Problem Statement and Existing Architecture
The existing CloudWatch logs lacked consistency and meaningful structure, making them hard to interpret during system failures or debugging sessions. CloudWatch query interface made it difficult to perform complex searches or filter logs efficiently across multiple ECS services. In addition logs were scattered across different ECS tasks and services, with no unified view.
Each developer had to have an account in AWS in order to view application logs in CloudWatch. Consequently, this posed a security risk, as it required a minimum number of users to have console access to AWS.
Objective
The primary objective was to build a scalable and secure log aggregation
system that:
– Collects logs directly from ECS services.
– Pushes logs to OpenSearch with minimal overhead.
– Enables developers to visualize and query logs via OpenSearch
Dashboards.
– Supports fine-grained access control without exposing AWS infrastructure.
– Automate index lifecycle policies in OpenSearch.
Solution Architecture
We deployed Fluent Bit as a sidecar ECS service (in DAEMON mode) on EC2
launch type clusters. Each ECS node runs Fluent Bit, which listens for logs
from application containers using the `fluentd` log driver. These logs are
forwarded to an OpenSearch domain hosted in AWS. Log data is indexed by Fluent Bit in a time-series format using the Logstash-compatible format.
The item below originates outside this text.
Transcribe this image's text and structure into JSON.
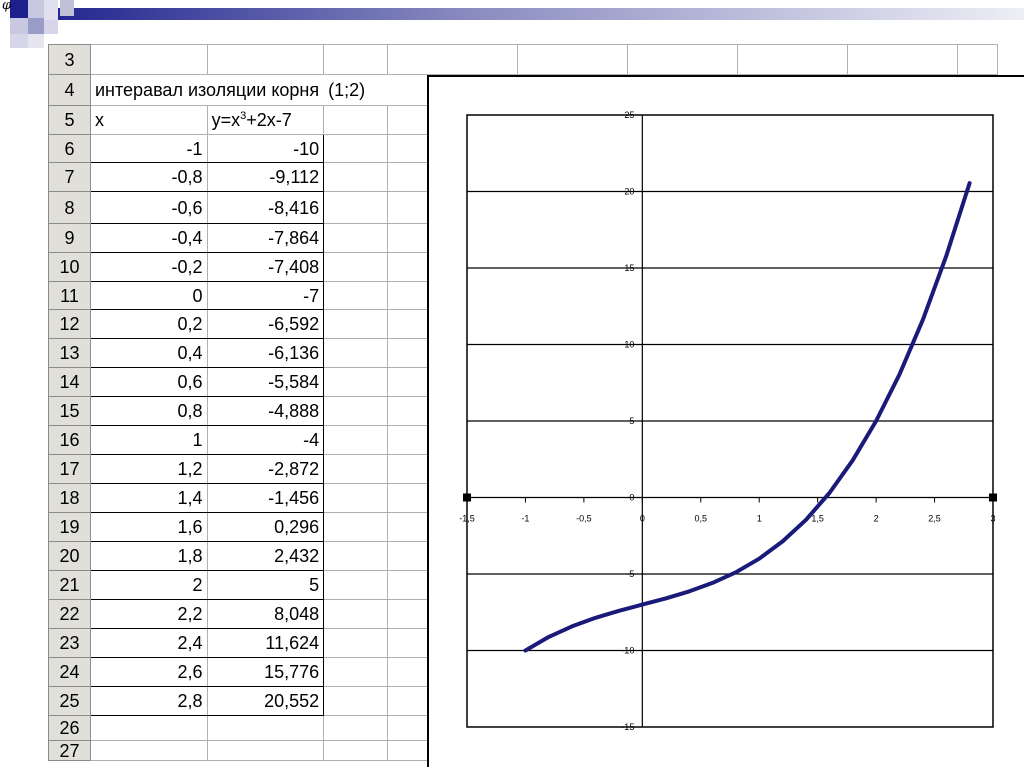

Migrating to OpenSearch enabled us to create users and roles in OpenSearch that didn’t require access to AWS. These users outside of AWS, could access application logs from OpenSearch view not necessary needing access to AWS console or even they didn’t need AWS account
We implemented Index Lifecycle Policies automation, providing a framework for managing indices with minimal manual intervention. These policies optimize data management throughout an index’s life, enhance efficiency, reduce operational costs, and maintain compliance with data governance, streamlining data management processes.
Implementation Steps
1. Created Fluent Bit Docker image with a custom configuration for AWS
OpenSearch output.
2. Pushed the image to Amazon ECR for use in ECS task definitions.
3. Defined ECS services using Terraform to run Fluent Bit in DAEMON mode
with proper CPU/memory settings.
4. Configured IAM roles and domain policies to securely allow Fluent Bit to
write to OpenSearch.
5. Deployed OpenSearch domains in both staging and production with fine-grained access control enabled.
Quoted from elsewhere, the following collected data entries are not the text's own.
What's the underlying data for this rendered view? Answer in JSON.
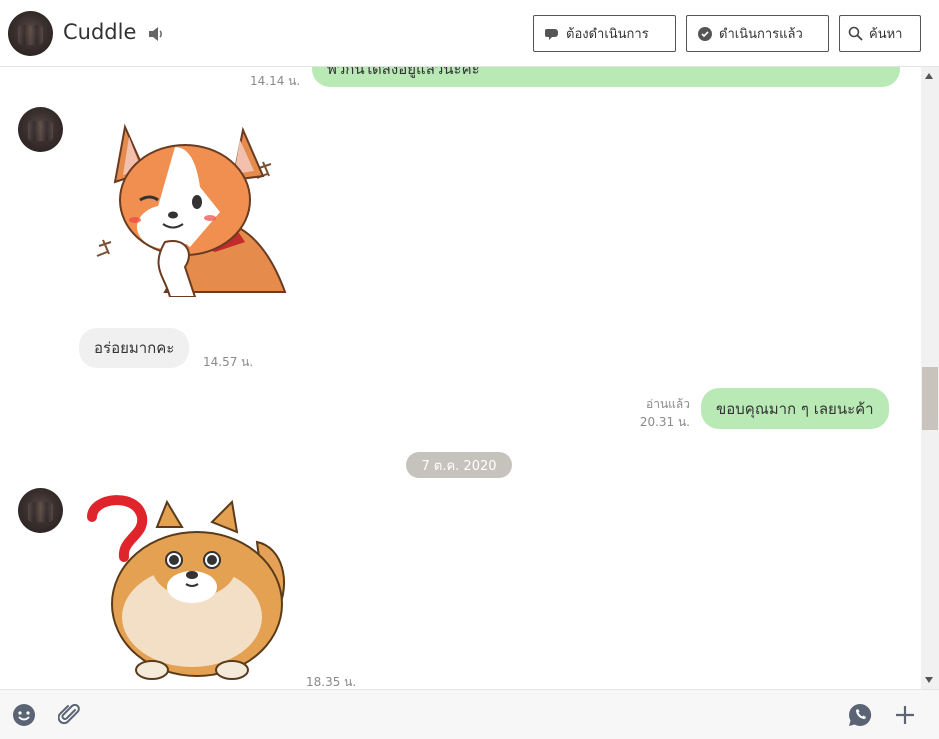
{
  "header": {
    "title": "Cuddle",
    "avatar_icon": "avatar-icon",
    "buttons": {
      "todo": "ต้องดำเนินการ",
      "done": "ดำเนินการแล้ว",
      "search": "ค้นหา"
    }
  },
  "messages": {
    "m1": {
      "text": "พวกนี้ใดส่งอยู่แล้วนะคะ",
      "time": "14.14 น."
    },
    "m2": {
      "sticker": "corgi-thinking-sticker"
    },
    "m3": {
      "text": "อร่อยมากคะ",
      "time": "14.57 น."
    },
    "m4": {
      "text": "ขอบคุณมาก ๆ เลยนะค้า",
      "read": "อ่านแล้ว",
      "time": "20.31 น."
    },
    "date_separator": "7 ต.ค. 2020",
    "m5": {
      "sticker": "pomeranian-question-sticker",
      "time": "18.35 น."
    }
  },
  "colors": {
    "outgoing_bubble": "#b9eab6",
    "incoming_bubble": "#f0f0f0",
    "date_pill": "#c6c3bd"
  }
}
6. Set up OpenSearch Dashboards for developer access.
7. Created and documented dev-team-role and admin roles for secured
access.
Access and Permissions
To ensure robust security and proper segregation of duties, specific IAM roles were meticulously configured for the logging solution:
Fluent Bit Role: A dedicated fluentbit-role was created to push logs to OpenSearch.
Developer Team Role: A dev-team-role was established and mapped within OpenSearch. This role provides development team members with read-only access to the logs and the necessary permissions to create and manage dashboards, allowing them to monitor application behavior without altering the underlying data or configuration. Least privileged access to the OpenSearch console was given as a core security best practice, ensuring that team members could only access the functionalities required for their specific tasks.
Internal Users: For both staging and production environments, internal users were created directly within OpenSearch. These users were assigned roles that provided granular access to specific indices and functionalities, further enforcing the principle of least privilege.
This layered approach to access and permissions ensures that while logs are seamlessly collected and accessible, the security posture of the OpenSearch domain remains strong and compliant with best practices.
Benefits
Real-time log ingestion from ECS.
– Centralized view of logs across all services.
– Role-based access control for development and operations teams.
– Improved developer productivity when debugging complex production incidents
– No dependency on CloudWatch Logs.
– Automatically deletes or shrinks old indexes, reducing search latency.
– Scalable and cost-effective observability solution using native AWS services.